A fun twist on the dumplings in the Czech cuisine is fruit dumplings, which are filled with fruit and can be served with crumbled farmer’s cheese, butter and sugar. However, I prefer to serve it with butter and cocoa powder, and yes, it is my comfort food.
Although originating from Vienna in Austria, the schnitzel is a core part of the Czech traditional cuisine, with many people turning to this delicacy as their Christmas Eve dinner (replacing the more traditional fried carp). Chicken or pork meat wrapped in breadcrumbs, fried and paired with potato salad, rings celestial harmonies in my ears. Fun fact is that there is no one way to make a typical potato salad, as every family alters it to their own preferences and the recipes are passed down through generations. As I am partial to my mum’s recipe, I can only advocate for that being the best version of a classic potato salad. If I had to choose my last meal, it would be the chicken schnitzel with my mum's potato salad.

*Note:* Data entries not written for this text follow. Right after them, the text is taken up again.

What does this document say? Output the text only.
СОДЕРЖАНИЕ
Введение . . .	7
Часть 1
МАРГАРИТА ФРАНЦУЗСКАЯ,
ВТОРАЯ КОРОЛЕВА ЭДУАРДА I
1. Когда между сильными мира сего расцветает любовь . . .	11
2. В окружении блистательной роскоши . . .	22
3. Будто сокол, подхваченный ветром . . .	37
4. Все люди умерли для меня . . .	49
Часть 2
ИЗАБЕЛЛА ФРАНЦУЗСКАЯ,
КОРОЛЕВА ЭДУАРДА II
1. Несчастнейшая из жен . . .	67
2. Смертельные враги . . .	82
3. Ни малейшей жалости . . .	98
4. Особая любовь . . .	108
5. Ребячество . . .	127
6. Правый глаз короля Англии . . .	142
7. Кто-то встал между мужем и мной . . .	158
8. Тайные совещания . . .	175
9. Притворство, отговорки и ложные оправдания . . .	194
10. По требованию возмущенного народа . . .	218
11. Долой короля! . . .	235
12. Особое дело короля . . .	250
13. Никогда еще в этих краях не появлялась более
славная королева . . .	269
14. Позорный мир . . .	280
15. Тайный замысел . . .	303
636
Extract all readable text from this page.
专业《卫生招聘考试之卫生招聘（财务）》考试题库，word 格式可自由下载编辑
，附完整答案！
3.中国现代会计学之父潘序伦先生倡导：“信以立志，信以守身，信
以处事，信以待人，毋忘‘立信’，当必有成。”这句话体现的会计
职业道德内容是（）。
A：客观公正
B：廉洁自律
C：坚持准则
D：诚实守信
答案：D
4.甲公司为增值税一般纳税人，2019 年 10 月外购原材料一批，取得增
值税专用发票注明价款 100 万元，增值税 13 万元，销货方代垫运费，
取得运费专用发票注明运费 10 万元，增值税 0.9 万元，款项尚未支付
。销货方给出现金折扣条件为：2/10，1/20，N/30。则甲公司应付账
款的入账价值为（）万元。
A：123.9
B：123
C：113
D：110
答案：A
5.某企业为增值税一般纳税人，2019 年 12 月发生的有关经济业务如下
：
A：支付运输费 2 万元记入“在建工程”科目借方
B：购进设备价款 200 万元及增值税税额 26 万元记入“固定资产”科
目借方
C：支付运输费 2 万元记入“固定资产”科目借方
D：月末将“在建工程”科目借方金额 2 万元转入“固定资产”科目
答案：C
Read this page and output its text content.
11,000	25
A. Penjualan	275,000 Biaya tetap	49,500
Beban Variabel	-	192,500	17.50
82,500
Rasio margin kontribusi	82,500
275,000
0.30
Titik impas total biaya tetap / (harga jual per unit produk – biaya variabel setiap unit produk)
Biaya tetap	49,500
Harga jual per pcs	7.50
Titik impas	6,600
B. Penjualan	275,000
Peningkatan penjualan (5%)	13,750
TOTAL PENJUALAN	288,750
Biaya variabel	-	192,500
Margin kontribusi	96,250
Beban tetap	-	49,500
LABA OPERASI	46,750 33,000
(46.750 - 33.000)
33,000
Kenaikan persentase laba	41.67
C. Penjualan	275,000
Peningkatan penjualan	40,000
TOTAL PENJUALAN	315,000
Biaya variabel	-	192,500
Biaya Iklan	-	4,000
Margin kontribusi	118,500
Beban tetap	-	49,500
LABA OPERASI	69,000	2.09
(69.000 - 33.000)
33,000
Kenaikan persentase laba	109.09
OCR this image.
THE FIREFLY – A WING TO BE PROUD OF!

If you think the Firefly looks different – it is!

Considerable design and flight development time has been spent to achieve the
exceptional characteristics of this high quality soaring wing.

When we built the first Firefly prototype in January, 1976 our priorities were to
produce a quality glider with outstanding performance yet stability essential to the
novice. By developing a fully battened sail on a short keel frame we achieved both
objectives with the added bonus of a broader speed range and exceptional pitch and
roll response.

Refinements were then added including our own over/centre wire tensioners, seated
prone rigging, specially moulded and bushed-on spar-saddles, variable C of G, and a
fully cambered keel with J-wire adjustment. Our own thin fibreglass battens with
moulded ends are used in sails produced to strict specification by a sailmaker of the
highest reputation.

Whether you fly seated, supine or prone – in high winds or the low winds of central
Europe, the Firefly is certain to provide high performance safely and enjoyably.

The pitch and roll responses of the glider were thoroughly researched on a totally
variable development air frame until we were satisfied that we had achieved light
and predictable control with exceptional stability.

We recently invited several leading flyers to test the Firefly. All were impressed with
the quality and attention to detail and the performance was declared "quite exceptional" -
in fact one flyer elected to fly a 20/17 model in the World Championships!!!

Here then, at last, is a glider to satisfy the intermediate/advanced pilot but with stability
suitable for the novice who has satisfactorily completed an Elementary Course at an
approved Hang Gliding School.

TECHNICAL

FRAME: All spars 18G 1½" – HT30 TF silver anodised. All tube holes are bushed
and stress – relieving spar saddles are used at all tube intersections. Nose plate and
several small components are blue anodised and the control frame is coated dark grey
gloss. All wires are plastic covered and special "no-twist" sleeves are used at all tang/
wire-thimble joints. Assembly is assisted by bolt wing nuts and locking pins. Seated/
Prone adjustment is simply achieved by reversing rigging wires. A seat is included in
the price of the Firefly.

If I were to move away from typical food and give a small spotlight to drinks originating from Czechia, I would have to mention our beer, specifically the Pilsner, because it was the Czechs who created one of the most popular types of beer. And there you have it, goulash or schnitzel paired with Pilsner - you can’t get much more Czech than that. So, from my little cuisine to yours, Happy World Food Day!